The low-fat diet in this study above increased levels of bacteria in the colon that produce beneficial short-chain fatty acids (SCFAs), notably butyrate. Lots of benefits from butyrate, as we’ve seen. More SCFAs are produced when we feed those good bacteria carbs.
In this next study, high-fat diets increased levels of bile acids in the colon. (Bile acids are made in the liver, stored in the gall bladder, and squirted into the intestine when we eat fat, in an amount proportionate to the fat we eat.) These researchers found that certain bile acids interfere with normal repair of our intestinal lining. That increases risk for colon cancer:
Salk Scientists Uncover How High-Fat Diet Drives Colorectal Cancer Growth, Eurekalert, 21 February 2019
FXR Regulates Intestinal Cancer Stem Cell Proliferation, Cell, 21 February 2019
A new study led by Salk Institute scientists suggests that high-fat diets fuel colorectal cancer growth by upsetting the balance of bile acids in the intestine and triggering a hormonal signal that lets potentially cancerous cells thrive. The findings … could explain why colorectal cancer, which can take decades to develop, is being seen in younger people growing up at a time when higher-fat diets are common.

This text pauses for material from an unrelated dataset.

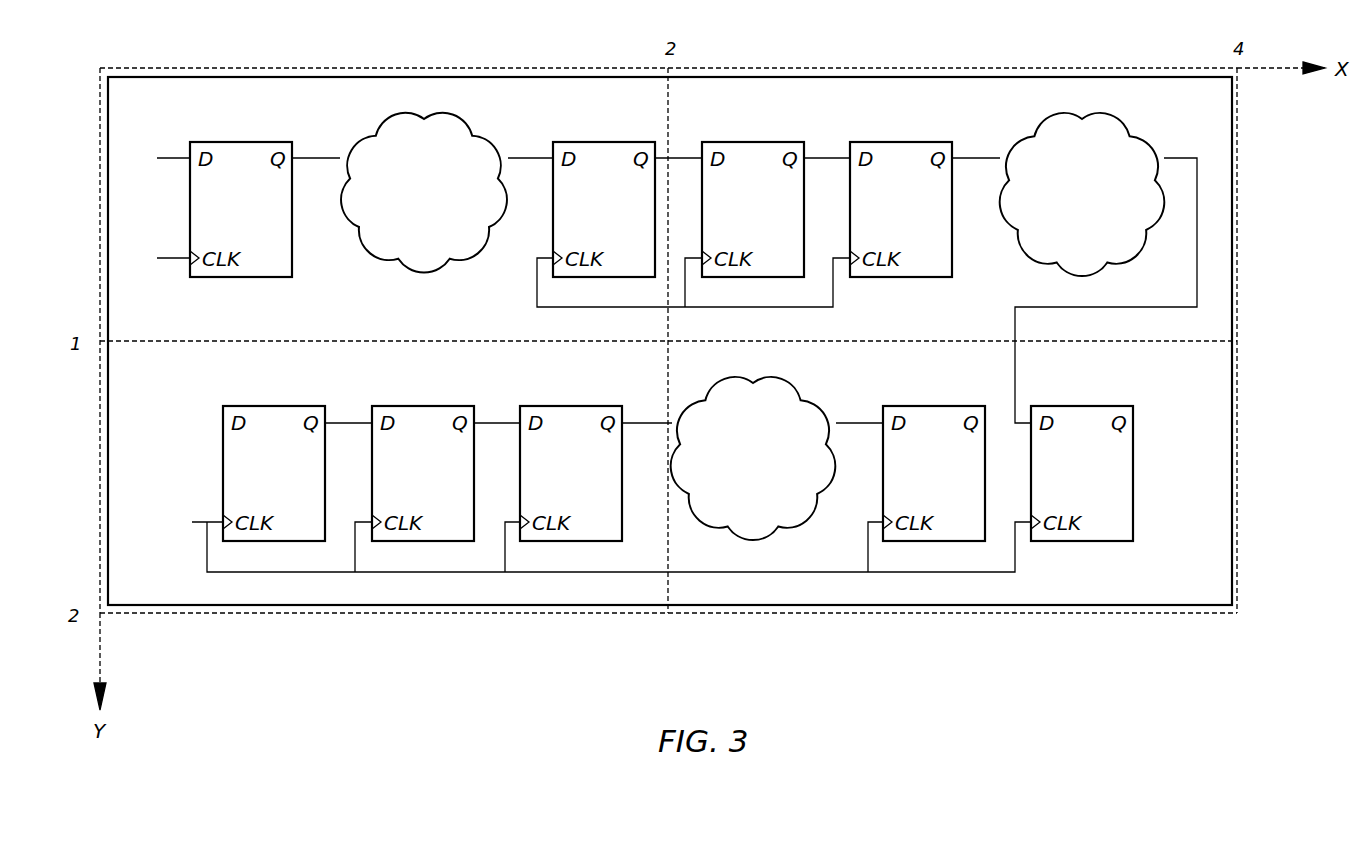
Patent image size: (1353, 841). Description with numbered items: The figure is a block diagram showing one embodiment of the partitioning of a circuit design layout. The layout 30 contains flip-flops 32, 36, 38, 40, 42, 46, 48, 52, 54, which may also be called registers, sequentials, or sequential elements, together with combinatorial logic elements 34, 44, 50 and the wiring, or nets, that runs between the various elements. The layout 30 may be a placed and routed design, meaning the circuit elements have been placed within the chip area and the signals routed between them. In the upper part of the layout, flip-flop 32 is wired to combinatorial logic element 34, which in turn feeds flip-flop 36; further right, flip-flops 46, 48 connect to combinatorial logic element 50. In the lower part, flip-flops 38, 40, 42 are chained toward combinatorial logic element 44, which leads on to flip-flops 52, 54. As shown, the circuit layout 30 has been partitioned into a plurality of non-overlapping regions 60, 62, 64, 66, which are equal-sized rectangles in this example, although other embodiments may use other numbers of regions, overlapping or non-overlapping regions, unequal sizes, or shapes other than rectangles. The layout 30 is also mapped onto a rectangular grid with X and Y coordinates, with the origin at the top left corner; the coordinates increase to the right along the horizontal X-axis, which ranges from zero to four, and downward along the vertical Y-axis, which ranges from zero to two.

This study provides a new way to lower inflammation, restore intestinal health and to dramatically reduced tumor progression [by reducing fat in the diet].
The researchers found that animals with an APC mutation, the most common genetic mutation found in humans with colorectal cancer, developed cancer faster when fed a high-fat diet. “It could be that when you’re genetically prone to get colon cancer, something like a high-fat diet is the second hit.”
High-fat diets (keto, Paleo, Atkins, low-carb) are popular right now. When you reduce the amount of carb, you naturally increase the amount of fat and protein (aka meat). Just because something is popular doesn’t mean it’s healthy.